时聿周见她脸上脏兮兮的,几道泥印子挂在白皙的脸颊上,显得有些滑稽又让人心疼。
他不自觉伸手抚到成以笙的脸庞上,想替她擦擦。
成以笙像个安静的洋娃娃,一时间竟忘了抗拒,就这么随他摆弄。
时聿周一边擦,一边嘴角微微上扬,笑着调侃道:“这模样,倒像个要饭的。”
成以笙顿时瞪了他一眼,没好气地说:“你这手不脏吗?”
刚摸过多少脏东西!
肯定是滚下来的时候脑子进水了,不然自己怎么这么乖让他摆弄。
时聿周仔细瞧了眼,无奈地摇了摇头:“算了,擦不干净,就这样吧。”
估计是沾了草汁,得用水洗才行。
成以笙站起身来,拍了拍身上的尘土:“赶紧走,我们要打辆车去机场。”
私人飞机舱内,静谧而又带着几分安然。
成以笙脚步匆匆地走进卫生间,看着镜子里那张满是尘土与狼狈的脸蛋,不禁微微皱眉。
她拧开水龙头,温热的水顺着指尖流淌。
她迫不及待地将脸凑近,任由水流冲刷着污垢。
洗净脸蛋后,她又翻找出一条崭新的白色毛巾,浸湿、扭干,动作一气呵成。
随后,她唤来空姐,轻声却又不容置疑地说道:“把医药箱拿过来,另外,没有我的吩咐,不用再进来服务。”
空姐微微点头,片刻后便将医药箱呈到她面前。
此时,时聿周正坐在舒适的座椅上闭目养神。
突然,他感觉一双大长腿上坐了个人,那熟悉的玫瑰香气瞬间萦绕身旁,不用想都知道是谁。
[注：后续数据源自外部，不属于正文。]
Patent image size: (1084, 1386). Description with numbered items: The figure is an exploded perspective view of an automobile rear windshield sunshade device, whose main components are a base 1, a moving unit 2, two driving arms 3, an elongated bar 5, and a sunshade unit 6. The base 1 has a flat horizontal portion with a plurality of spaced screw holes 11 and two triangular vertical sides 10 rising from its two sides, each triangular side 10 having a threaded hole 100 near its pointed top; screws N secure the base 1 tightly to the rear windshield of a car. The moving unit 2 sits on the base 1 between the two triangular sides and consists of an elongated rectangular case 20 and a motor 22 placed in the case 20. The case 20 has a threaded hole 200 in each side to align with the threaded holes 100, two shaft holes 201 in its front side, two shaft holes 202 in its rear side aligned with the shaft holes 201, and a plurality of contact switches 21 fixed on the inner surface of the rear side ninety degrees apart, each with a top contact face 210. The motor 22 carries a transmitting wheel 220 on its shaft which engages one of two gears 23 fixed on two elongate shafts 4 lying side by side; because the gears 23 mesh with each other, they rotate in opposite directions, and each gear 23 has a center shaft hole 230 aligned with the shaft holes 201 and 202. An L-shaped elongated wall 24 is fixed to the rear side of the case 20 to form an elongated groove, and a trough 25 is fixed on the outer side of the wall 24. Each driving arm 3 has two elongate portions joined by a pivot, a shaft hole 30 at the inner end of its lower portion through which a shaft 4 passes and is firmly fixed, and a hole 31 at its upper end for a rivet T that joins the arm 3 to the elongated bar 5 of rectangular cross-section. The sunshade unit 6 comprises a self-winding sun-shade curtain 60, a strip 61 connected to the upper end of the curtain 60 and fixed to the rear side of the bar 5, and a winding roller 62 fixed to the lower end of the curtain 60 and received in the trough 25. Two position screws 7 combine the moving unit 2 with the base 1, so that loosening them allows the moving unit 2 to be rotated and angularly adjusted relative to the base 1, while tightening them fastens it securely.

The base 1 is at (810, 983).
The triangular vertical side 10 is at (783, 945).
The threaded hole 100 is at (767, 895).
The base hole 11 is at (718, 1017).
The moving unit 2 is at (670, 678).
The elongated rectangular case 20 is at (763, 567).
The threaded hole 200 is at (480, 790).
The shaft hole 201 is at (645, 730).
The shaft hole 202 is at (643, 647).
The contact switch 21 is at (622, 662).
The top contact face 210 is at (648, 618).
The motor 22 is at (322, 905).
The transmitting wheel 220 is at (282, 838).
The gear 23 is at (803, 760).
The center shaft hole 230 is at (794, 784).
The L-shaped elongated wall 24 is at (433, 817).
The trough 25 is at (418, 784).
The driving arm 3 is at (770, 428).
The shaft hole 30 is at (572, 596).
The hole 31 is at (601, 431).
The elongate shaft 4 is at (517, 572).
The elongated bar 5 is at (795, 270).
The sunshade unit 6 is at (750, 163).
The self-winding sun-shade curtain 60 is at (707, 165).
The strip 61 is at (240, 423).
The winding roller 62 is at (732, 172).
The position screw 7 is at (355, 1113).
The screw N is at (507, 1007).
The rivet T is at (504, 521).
他缓缓睁开双眸,一张素净又白皙得近乎发光的脸庞出现在眼前。
素颜的成以笙,褪去了平日里的精致,此刻有一种清纯得如同女大学生的感觉。她的脸颊白里透着粉,恰似春日里盛开的桃花,小嘴也是粉嘟嘟的,格外诱人。
时聿周的喉头不自觉地滚了滚,目光一时间竟有些挪不开。
“仰头。”成以笙轻声说道,嗓音里带着几分不容抗拒的温柔。
时聿周很听话地仰起脖子,像是被施了定身咒一般。
成以笙俯首,眼睛紧紧落在他那几道血口子上。
她手上拿着干净的毛巾,一点点地轻轻擦拭着伤口周围的血污。
“疼吗?”成以笙微微抬眸。
时聿周嘴角微微上扬,轻声说道:“没事,你安心擦。”
比起疼,好像痒的感觉更多一些。
她靠得太近了。
成以笙抬眸瞧了一眼他的表情,只见他的眉头微微皱起,虽然只是极细微的动作,却还是被她捕捉到了。
肯定是疼的,只是不愿说罢了。
毛巾轻柔地擦净最后一丝血污,成以笙动作顿了顿,缓缓将身子前倾,趴在时聿周宽厚而又温热的胸膛上。